Poverty, marginalisation and abuse can have a dramatic impact on the level and quality of education a young person receives.
Various projects have been established around the world to try and fill the gap, offering specialist learning programmes and support.
Spain: Collateral Damage
Spain’s financial crisis has left some parents struggling to support their children through school.
According to UNICEF, nearly 2.3 million young people are living in poverty in the country.
The Red Cross is supporting families finding it difficult to make ends meet. Among other things, it provides educational materials for students.
Education is free and compulsory in Spain, but there are fears the country’s economic woes are having an impact on learning.
China: Working Classes
China’s booming economy relies on millions of migrant workers from the countryside, but they often suffer from discrimination and are relegated to low-paid, sometimes dangerous jobs.

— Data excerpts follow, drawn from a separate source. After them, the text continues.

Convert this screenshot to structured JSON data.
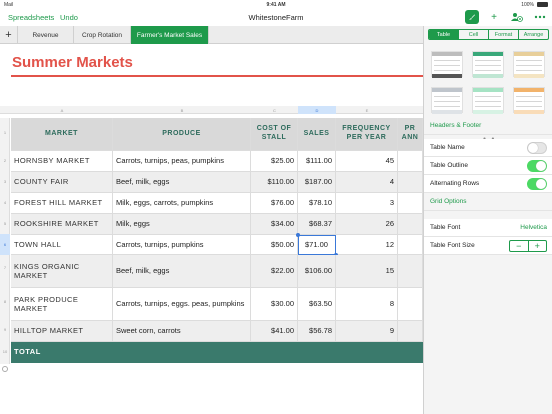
{
  "status_bar": {
    "carrier": "Mail",
    "wifi_icon": "wifi-icon",
    "time": "9:41 AM",
    "battery_pct": "100%"
  },
  "toolbar": {
    "spreadsheets_label": "Spreadsheets",
    "undo_label": "Undo",
    "doc_title": "WhitestoneFarm",
    "icons": [
      "paintbrush-icon",
      "plus-icon",
      "collaborate-icon",
      "more-icon"
    ],
    "accent": "#1e9a4b"
  },
  "sheet_tabs": {
    "add_label": "+",
    "tabs": [
      {
        "label": "Revenue",
        "active": false
      },
      {
        "label": "Crop Rotation",
        "active": false
      },
      {
        "label": "Farmer's Market Sales",
        "active": true
      }
    ]
  },
  "sheet": {
    "title": "Summer Markets",
    "title_color": "#e2534a",
    "column_letters": [
      "A",
      "B",
      "C",
      "D",
      "E"
    ],
    "selected_column": "D",
    "row_numbers": [
      "1",
      "2",
      "3",
      "4",
      "5",
      "6",
      "7",
      "8",
      "9",
      "10"
    ],
    "selected_row": "6",
    "headers": [
      "MARKET",
      "PRODUCE",
      "COST OF STALL",
      "SALES",
      "FREQUENCY PER YEAR",
      "PR ANN"
    ],
    "rows": [
      {
        "market": "HORNSBY MARKET",
        "produce": "Carrots, turnips, peas, pumpkins",
        "cost": "$25.00",
        "sales": "$111.00",
        "freq": "45"
      },
      {
        "market": "COUNTY FAIR",
        "produce": "Beef, milk, eggs",
        "cost": "$110.00",
        "sales": "$187.00",
        "freq": "4"
      },
      {
        "market": "FOREST HILL MARKET",
        "produce": "Milk, eggs, carrots, pumpkins",
        "cost": "$76.00",
        "sales": "$78.10",
        "freq": "3"
      },
      {
        "market": "ROOKSHIRE MARKET",
        "produce": "Milk, eggs",
        "cost": "$34.00",
        "sales": "$68.37",
        "freq": "26"
      },
      {
        "market": "TOWN HALL",
        "produce": "Carrots, turnips, pumpkins",
        "cost": "$50.00",
        "sales": "$71.00",
        "freq": "12"
      },
      {
        "market": "KINGS ORGANIC MARKET",
        "produce": "Beef, milk, eggs",
        "cost": "$22.00",
        "sales": "$106.00",
        "freq": "15"
      },
      {
        "market": "PARK PRODUCE MARKET",
        "produce": "Carrots, turnips, eggs. peas, pumpkins",
        "cost": "$30.00",
        "sales": "$63.50",
        "freq": "8"
      },
      {
        "market": "HILLTOP MARKET",
        "produce": "Sweet corn, carrots",
        "cost": "$41.00",
        "sales": "$56.78",
        "freq": "9"
      }
    ],
    "total_label": "TOTAL",
    "header_color": "#2d6b5c",
    "total_color": "#3a7a6c",
    "selection_color": "#3a78d8"
  },
  "format_panel": {
    "tabs": [
      {
        "label": "Table",
        "active": true
      },
      {
        "label": "Cell",
        "active": false
      },
      {
        "label": "Format",
        "active": false
      },
      {
        "label": "Arrange",
        "active": false
      }
    ],
    "table_styles": [
      "style-gray",
      "style-green",
      "style-tan",
      "style-slate",
      "style-mint",
      "style-orange"
    ],
    "headers_footer": "Headers & Footer",
    "table_name": {
      "label": "Table Name",
      "on": false
    },
    "table_outline": {
      "label": "Table Outline",
      "on": true
    },
    "alternating_rows": {
      "label": "Alternating Rows",
      "on": true
    },
    "grid_options": "Grid Options",
    "table_font": {
      "label": "Table Font",
      "value": "Helvetica"
    },
    "table_font_size": {
      "label": "Table Font Size",
      "decrease": "−",
      "increase": "+"
    }
  }
}
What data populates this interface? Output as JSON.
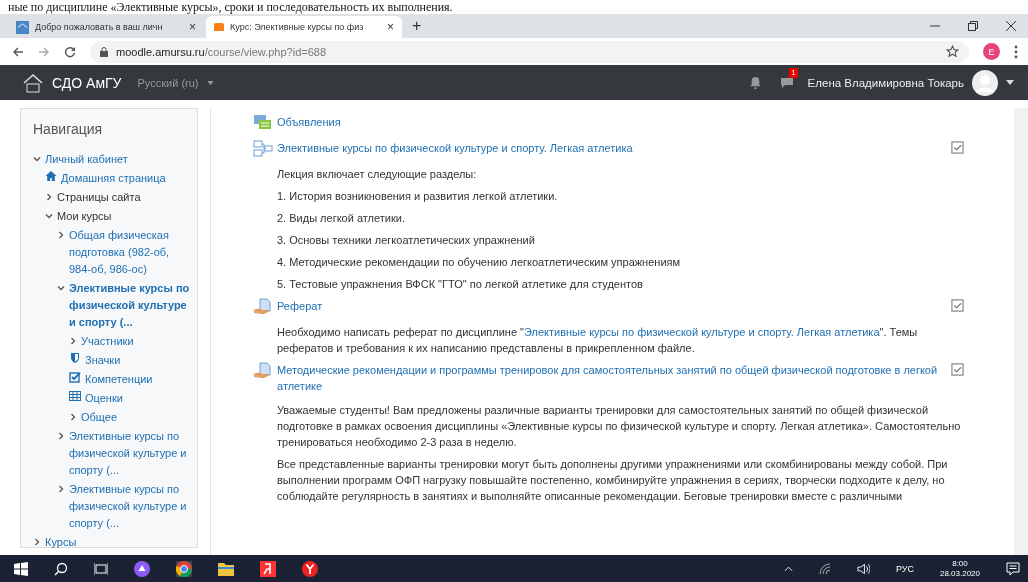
{
  "doc_fragment": "ные по дисциплине «Элективные курсы», сроки и последовательность их выполнения.",
  "browser": {
    "tabs": [
      {
        "title": "Добро пожаловать в ваш личн",
        "selected": false,
        "close": "×"
      },
      {
        "title": "Курс: Элективные курсы по физ",
        "selected": true,
        "close": "×"
      }
    ],
    "new_tab": "+",
    "url_host": "moodle.amursu.ru",
    "url_path": "/course/view.php?id=688",
    "profile_initial": "E"
  },
  "navbar": {
    "brand": "СДО АмГУ",
    "language": "Русский (ru)",
    "message_count": "1",
    "user_name": "Елена Владимировна Токарь"
  },
  "navigation": {
    "title": "Навигация",
    "items": [
      {
        "kind": "branch",
        "label": "Личный кабинет",
        "link": true,
        "expanded": true,
        "current": false,
        "children": [
          {
            "kind": "home",
            "label": "Домашняя страница",
            "link": true,
            "current": false
          },
          {
            "kind": "branch",
            "label": "Страницы сайта",
            "link": false,
            "expanded": false,
            "current": false
          },
          {
            "kind": "branch",
            "label": "Мои курсы",
            "link": false,
            "expanded": true,
            "current": false,
            "children": [
              {
                "kind": "branch",
                "label": "Общая физическая подготовка (982-об, 984-об, 986-ос)",
                "link": true,
                "expanded": false,
                "current": false
              },
              {
                "kind": "branch",
                "label": "Элективные курсы по физической культуре и спорту (...",
                "link": true,
                "expanded": true,
                "current": true,
                "children": [
                  {
                    "kind": "branch",
                    "label": "Участники",
                    "link": true,
                    "expanded": false,
                    "current": false
                  },
                  {
                    "kind": "badge",
                    "label": "Значки",
                    "link": true,
                    "current": false
                  },
                  {
                    "kind": "competency",
                    "label": "Компетенции",
                    "link": true,
                    "current": false
                  },
                  {
                    "kind": "grades",
                    "label": "Оценки",
                    "link": true,
                    "current": false
                  },
                  {
                    "kind": "branch",
                    "label": "Общее",
                    "link": true,
                    "expanded": false,
                    "current": false
                  }
                ]
              },
              {
                "kind": "branch",
                "label": "Элективные курсы по физической культуре и спорту (...",
                "link": true,
                "expanded": false,
                "current": false
              },
              {
                "kind": "branch",
                "label": "Элективные курсы по физической культуре и спорту (...",
                "link": true,
                "expanded": false,
                "current": false
              }
            ]
          }
        ]
      },
      {
        "kind": "branch",
        "label": "Курсы",
        "link": true,
        "expanded": false,
        "current": false
      }
    ]
  },
  "activities": [
    {
      "kind": "forum",
      "title": "Объявления"
    },
    {
      "kind": "folder",
      "title": "Элективные курсы по физической культуре и спорту. Легкая атлетика",
      "checked": true,
      "paragraphs": [
        {
          "text": "Лекция включает следующие разделы:"
        },
        {
          "text": "1. История возникновения и развития легкой атлетики."
        },
        {
          "text": "2. Виды легкой атлетики."
        },
        {
          "text": "3. Основы техники легкоатлетических упражнений"
        },
        {
          "text": "4. Методические рекомендации по обучению легкоатлетическим упражнениям"
        },
        {
          "text": "5. Тестовые упражнения ВФСК \"ГТО\" по легкой атлетике для студентов"
        }
      ]
    },
    {
      "kind": "assign",
      "title": "Реферат",
      "checked": true,
      "paragraphs": [
        {
          "before": "Необходимо написать реферат по дисциплине \"",
          "link": "Элективные курсы по физической культуре и спорту. Легкая атлетика",
          "after": "\". Темы рефератов и требования к их написанию представлены в прикрепленном файле."
        }
      ]
    },
    {
      "kind": "assign",
      "title": "Методические рекомендации и программы тренировок для самостоятельных занятий по общей физической подготовке в легкой атлетике",
      "checked": true,
      "paragraphs": [
        {
          "text": "Уважаемые студенты! Вам предложены различные варианты тренировки для самостоятельных занятий по общей физической подготовке в рамках освоения дисциплины «Элективные курсы по физической культуре и спорту. Легкая атлетика». Самостоятельно тренироваться необходимо 2-3 раза в неделю."
        },
        {
          "text": "Все представленные варианты тренировки могут быть дополнены другими упражнениями или скомбинированы между собой. При выполнении программ ОФП нагрузку повышайте постепенно, комбинируйте упражнения в сериях, творчески подходите к делу, но соблюдайте регулярность в занятиях и выполняйте описанные рекомендации. Беговые тренировки вместе с различными"
        }
      ]
    }
  ],
  "taskbar": {
    "language": "РУС",
    "time": "8:00",
    "date": "28.03.2020"
  }
}
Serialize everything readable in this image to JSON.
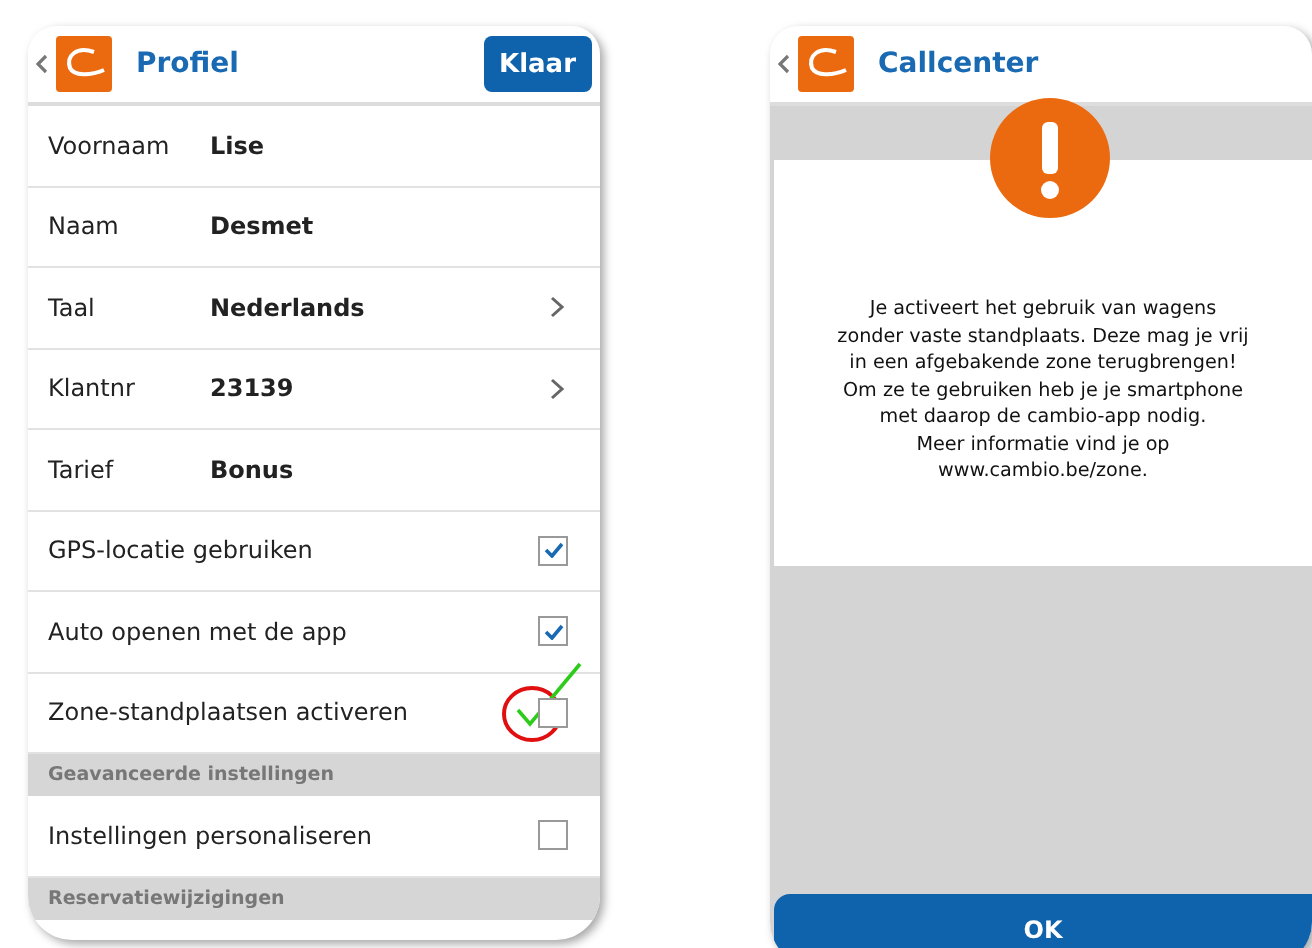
{
  "profile_screen": {
    "title": "Profiel",
    "done_button": "Klaar",
    "rows": [
      {
        "kind": "field",
        "label": "Voornaam",
        "value": "Lise",
        "chevron": false
      },
      {
        "kind": "field",
        "label": "Naam",
        "value": "Desmet",
        "chevron": false
      },
      {
        "kind": "field",
        "label": "Taal",
        "value": "Nederlands",
        "chevron": true
      },
      {
        "kind": "field",
        "label": "Klantnr",
        "value": "23139",
        "chevron": true
      },
      {
        "kind": "field",
        "label": "Tarief",
        "value": "Bonus",
        "chevron": false
      },
      {
        "kind": "checkbox",
        "label": "GPS-locatie gebruiken",
        "checked": true,
        "highlighted": false
      },
      {
        "kind": "checkbox",
        "label": "Auto openen met de app",
        "checked": true,
        "highlighted": false
      },
      {
        "kind": "checkbox",
        "label": "Zone-standplaatsen activeren",
        "checked": false,
        "highlighted": true
      },
      {
        "kind": "section",
        "label": "Geavanceerde instellingen"
      },
      {
        "kind": "checkbox",
        "label": "Instellingen personaliseren",
        "checked": false,
        "highlighted": false
      },
      {
        "kind": "section",
        "label": "Reservatiewijzigingen"
      }
    ]
  },
  "callcenter_screen": {
    "title": "Callcenter",
    "message_lines": [
      "Je activeert het gebruik van wagens",
      "zonder vaste standplaats. Deze mag je vrij",
      "in een afgebakende zone terugbrengen!",
      "Om ze te gebruiken heb je je smartphone",
      "met daarop de cambio-app nodig.",
      "Meer informatie vind je op",
      "www.cambio.be/zone."
    ],
    "ok_button": "OK"
  }
}
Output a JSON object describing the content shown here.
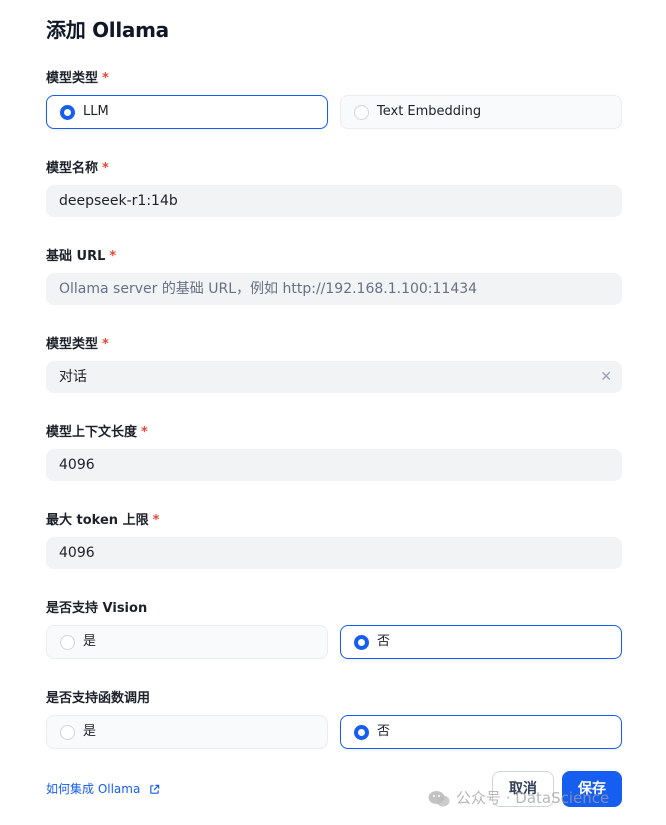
{
  "dialog": {
    "title": "添加 Ollama"
  },
  "model_type": {
    "label": "模型类型",
    "required": "*",
    "options": [
      "LLM",
      "Text Embedding"
    ],
    "selected": "LLM"
  },
  "model_name": {
    "label": "模型名称",
    "required": "*",
    "value": "deepseek-r1:14b"
  },
  "base_url": {
    "label": "基础 URL",
    "required": "*",
    "placeholder": "Ollama server 的基础 URL，例如 http://192.168.1.100:11434"
  },
  "completion_type": {
    "label": "模型类型",
    "required": "*",
    "value": "对话",
    "clear_icon": "✕"
  },
  "context_length": {
    "label": "模型上下文长度",
    "required": "*",
    "value": "4096"
  },
  "max_tokens": {
    "label": "最大 token 上限",
    "required": "*",
    "value": "4096"
  },
  "vision_support": {
    "label": "是否支持 Vision",
    "options": [
      "是",
      "否"
    ],
    "selected": "否"
  },
  "function_call_support": {
    "label": "是否支持函数调用",
    "options": [
      "是",
      "否"
    ],
    "selected": "否"
  },
  "footer": {
    "help_link": "如何集成 Ollama",
    "cancel_label": "取消",
    "save_label": "保存"
  },
  "watermark": {
    "text": "公众号 · DataScience"
  },
  "colors": {
    "accent": "#155eef",
    "required": "#f04438",
    "field_bg": "#f2f3f5"
  }
}
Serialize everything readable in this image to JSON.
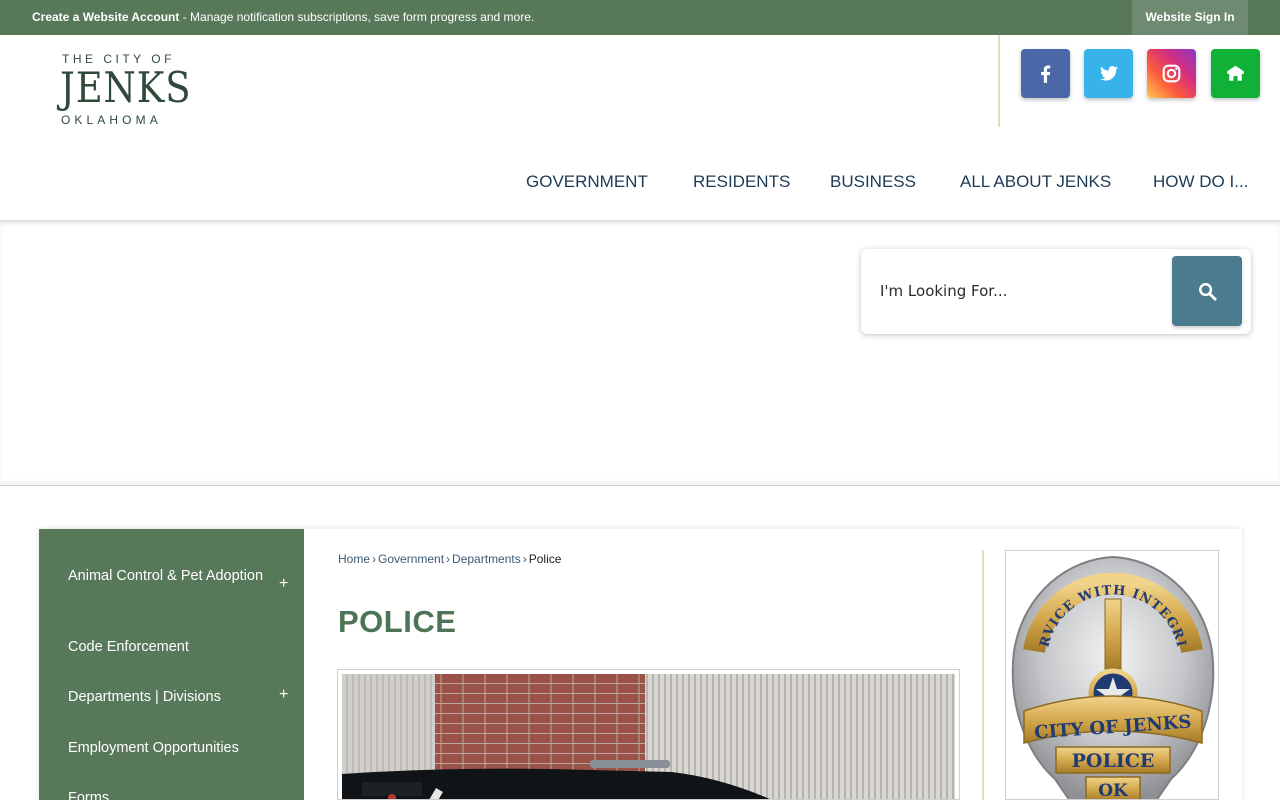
{
  "topbar": {
    "account_link": "Create a Website Account",
    "message": " - Manage notification subscriptions, save form progress and more.",
    "signin": "Website Sign In"
  },
  "logo": {
    "line1": "THE CITY OF",
    "line2": "JENKS",
    "line3": "OKLAHOMA"
  },
  "social": [
    {
      "name": "facebook",
      "icon": "facebook-icon",
      "color": "#4c67a8"
    },
    {
      "name": "twitter",
      "icon": "twitter-icon",
      "color": "#37b3ea"
    },
    {
      "name": "instagram",
      "icon": "instagram-icon",
      "color": "#d52e7f"
    },
    {
      "name": "nextdoor",
      "icon": "nextdoor-icon",
      "color": "#11b037"
    }
  ],
  "nav": [
    "GOVERNMENT",
    "RESIDENTS",
    "BUSINESS",
    "ALL ABOUT JENKS",
    "HOW DO I..."
  ],
  "search": {
    "placeholder": "I'm Looking For...",
    "button_icon": "search-icon"
  },
  "sidebar": {
    "items": [
      {
        "label": "Animal Control & Pet Adoption",
        "expandable": "+"
      },
      {
        "label": "Code Enforcement"
      },
      {
        "label": "Departments | Divisions",
        "expandable": "+"
      },
      {
        "label": "Employment Opportunities"
      },
      {
        "label": "Forms"
      }
    ]
  },
  "breadcrumb": [
    "Home",
    "Government",
    "Departments",
    "Police"
  ],
  "breadcrumb_sep": "›",
  "page": {
    "title": "POLICE"
  },
  "badge": {
    "top_text": "SERVICE WITH INTEGRITY",
    "banner_line1": "CITY OF JENKS",
    "banner_line2": "POLICE",
    "banner_line3": "OK"
  },
  "colors": {
    "brand_green": "#58785a",
    "title_green": "#4c7558",
    "search_button": "#4b7b8f",
    "nav_text": "#1d3b57"
  }
}
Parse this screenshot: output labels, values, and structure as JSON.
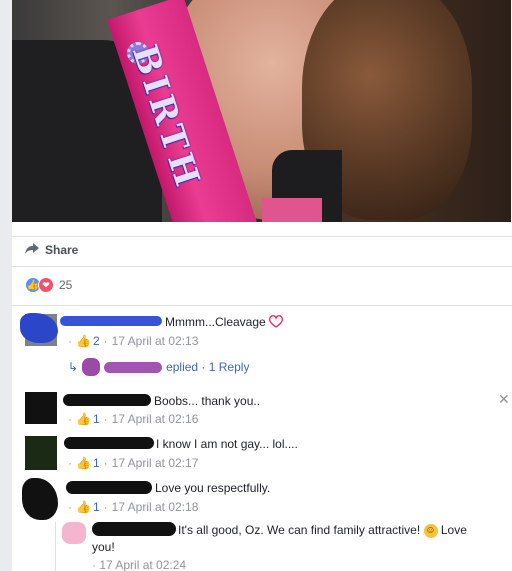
{
  "share": {
    "label": "Share",
    "icon": "share-arrow-icon"
  },
  "reactions": {
    "count": "25",
    "like_icon": "thumbs-up-icon",
    "love_icon": "heart-icon",
    "like_color": "#5890ff",
    "love_color": "#f25268"
  },
  "photo": {
    "sash_text": "BIRTH"
  },
  "comments": [
    {
      "text": "Mmmm...Cleavage",
      "likes": "2",
      "time": "17 April at 02:13"
    },
    {
      "text": "Boobs... thank you..",
      "likes": "1",
      "time": "17 April at 02:16"
    },
    {
      "text": "I know I am not gay... lol....",
      "likes": "1",
      "time": "17 April at 02:17"
    },
    {
      "text": "Love you respectfully.",
      "likes": "1",
      "time": "17 April at 02:18"
    }
  ],
  "reply_summary": {
    "text": "eplied · 1 Reply"
  },
  "reply": {
    "text_a": "It's all good, Oz. We can find family attractive!",
    "text_b": "Love",
    "text_c": "you!",
    "time": "· 17 April at 02:24"
  },
  "separator": "·",
  "accent": "#4267b2"
}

Under the country’s registration system, these workers are not entitled to welfare assistance or public education.
But things are starting to look up for those hoping to boost their education and skills.
The Beijing Municipal Labour Union has developed a university-level education service. Around 140 people attend classes at weekends.
Philippines: Once in a shelter
Domestic and international people trafficking is rife in the Philippines, putting many young people, especially women, in danger of physical and sexual abuse.
As the government cracks down on smugglers, non-government organisations are helping victims to look to the future.
‘My Refuge House,’ in Cebu province, provides specialist learning programmes and support for young people. It is hoping to expand its work in the future, offering 42 places.